Few will argue with the design of the camera – it looks fantastic. The handling is a mixed bag; the Z fc is light but feels a bit hollow. The synthetic leather that covers the body looks good, but slippery in the hand (Nikon offers an optional grip in some regions). The quality feel of the sturdy metal dials is offset by the cheap plastic battery cover.
Speaking of autofocus, the Z fc focuses quickly, detects eyes and faces with ease, and performs well at subject tracking, although Sony and Canon’s AF systems are more robust. The Z fc lacks a joystick to move the AF point (that’s what the four-way controller or touch screen is for), and you can’t use the LCD screen to move the focus point when your eye is in the viewfinder.
When used for vlogging, the camera sticks to the subject without any “hunting” and the built-in mic is satisfying (you can add your own via the 3.5mm mic jack). Overall, video quality is excellent at both 4K and 1080 resolutions (even at 120fps), and there is a generous set of capture tools available. If you take a lot of hybrid shots, the separate setup banks for stills and video will be greatly appreciated. Something you won’t find on the Z fc is a headphone jack for monitoring audio.
The image quality of the Z fc is also very solid, with a lot of raw detail capture, low noise levels, and plenty of room to light up shadows. We found that JPEG files often looked remarkably “ cool ” when using the default auto white balance settings. The change to the “warmer” version made the color more pleasant.
We believe Nikon has succeeded in what it set out to do with the Z fc. He took the guts of the generic-looking Z50 and created an inexpensive camera with a genuinely retro design that dates back to the company’s FM film cameras. The camera is sleek and dares we say modern, and it will turn your head a lot when you’re capturing your memories through photos or videos.
Compared to its peers
While we picked the Fujifilm X-T30 as a direct competitor to the Z fc because of all its physical controls, if you don’t mind losing the dials, the company’s X-S10 is the best option, thanks to its integrated body. image stabilization. Both cameras produce excellent still image quality and offer good AF but again not class-leading. Both cameras offer Log video output as well as microphone and headphone jacks, and the X-S10 also sports a fully articulated display. They also have better battery life than the Z fc.

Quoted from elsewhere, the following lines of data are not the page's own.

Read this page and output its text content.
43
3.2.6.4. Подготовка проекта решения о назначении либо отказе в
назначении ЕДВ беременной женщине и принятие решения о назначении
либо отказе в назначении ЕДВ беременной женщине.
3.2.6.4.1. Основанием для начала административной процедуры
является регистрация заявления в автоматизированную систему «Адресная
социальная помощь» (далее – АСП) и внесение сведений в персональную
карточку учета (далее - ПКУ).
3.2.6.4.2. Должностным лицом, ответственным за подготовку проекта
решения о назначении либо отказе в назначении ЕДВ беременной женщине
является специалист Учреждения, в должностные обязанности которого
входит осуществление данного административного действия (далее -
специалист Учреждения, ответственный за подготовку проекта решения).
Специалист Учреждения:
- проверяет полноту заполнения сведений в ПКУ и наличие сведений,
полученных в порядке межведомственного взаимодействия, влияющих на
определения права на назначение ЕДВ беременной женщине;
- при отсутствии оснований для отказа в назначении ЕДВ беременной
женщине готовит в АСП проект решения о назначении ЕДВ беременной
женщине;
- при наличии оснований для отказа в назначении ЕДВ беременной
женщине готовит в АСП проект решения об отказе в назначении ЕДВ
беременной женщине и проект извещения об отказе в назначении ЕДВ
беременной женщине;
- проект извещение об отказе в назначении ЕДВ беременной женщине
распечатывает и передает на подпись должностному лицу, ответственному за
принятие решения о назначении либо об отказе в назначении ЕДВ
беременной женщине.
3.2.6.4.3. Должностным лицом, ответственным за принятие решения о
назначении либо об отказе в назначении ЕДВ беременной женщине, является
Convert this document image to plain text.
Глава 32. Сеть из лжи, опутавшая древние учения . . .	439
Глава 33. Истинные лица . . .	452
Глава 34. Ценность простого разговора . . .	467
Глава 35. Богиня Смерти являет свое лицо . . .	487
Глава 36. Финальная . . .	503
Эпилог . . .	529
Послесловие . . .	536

The Sony a6400 lacks the fully articulated display and nifty vlogging tricks of the company’s ZV-E10, but it’s more in line with the Z fc’s feature set. The image quality of the a6400 is very good and its autofocus is the best in its class. While its 4K video quality is excellent, the 30p footage is cropped and the roller shutter can be a problem. 1080p image capture is poor and the camera lacks a headphone jack. The a6400 has one of the best battery life on the market.
The Panasonic Lumix DC-G100 (G110 in some regions) is designed for vlogging, with its fully articulated screen, multi-directional microphone, Log support, and a video capture button that you cannot miss. Unfortunately, the G100 did not live up to its billing. Its 4K video is heavily cropped, the autofocus is prone to hunting, and the still image quality just can’t compete with its larger sensor pairs.
The Nikon Z fc is an APS-C mirrorless camera that successfully recalls the design of the company’s film cameras. It offers a host of handy controls, a fully articulated vlogger-compatible touchscreen, excellent still and video quality, and lots of customization. It could use refinement in some areas, but for those looking for an eye-catching camera that can capture the moment on social media and more, the Z fc is a solid choice.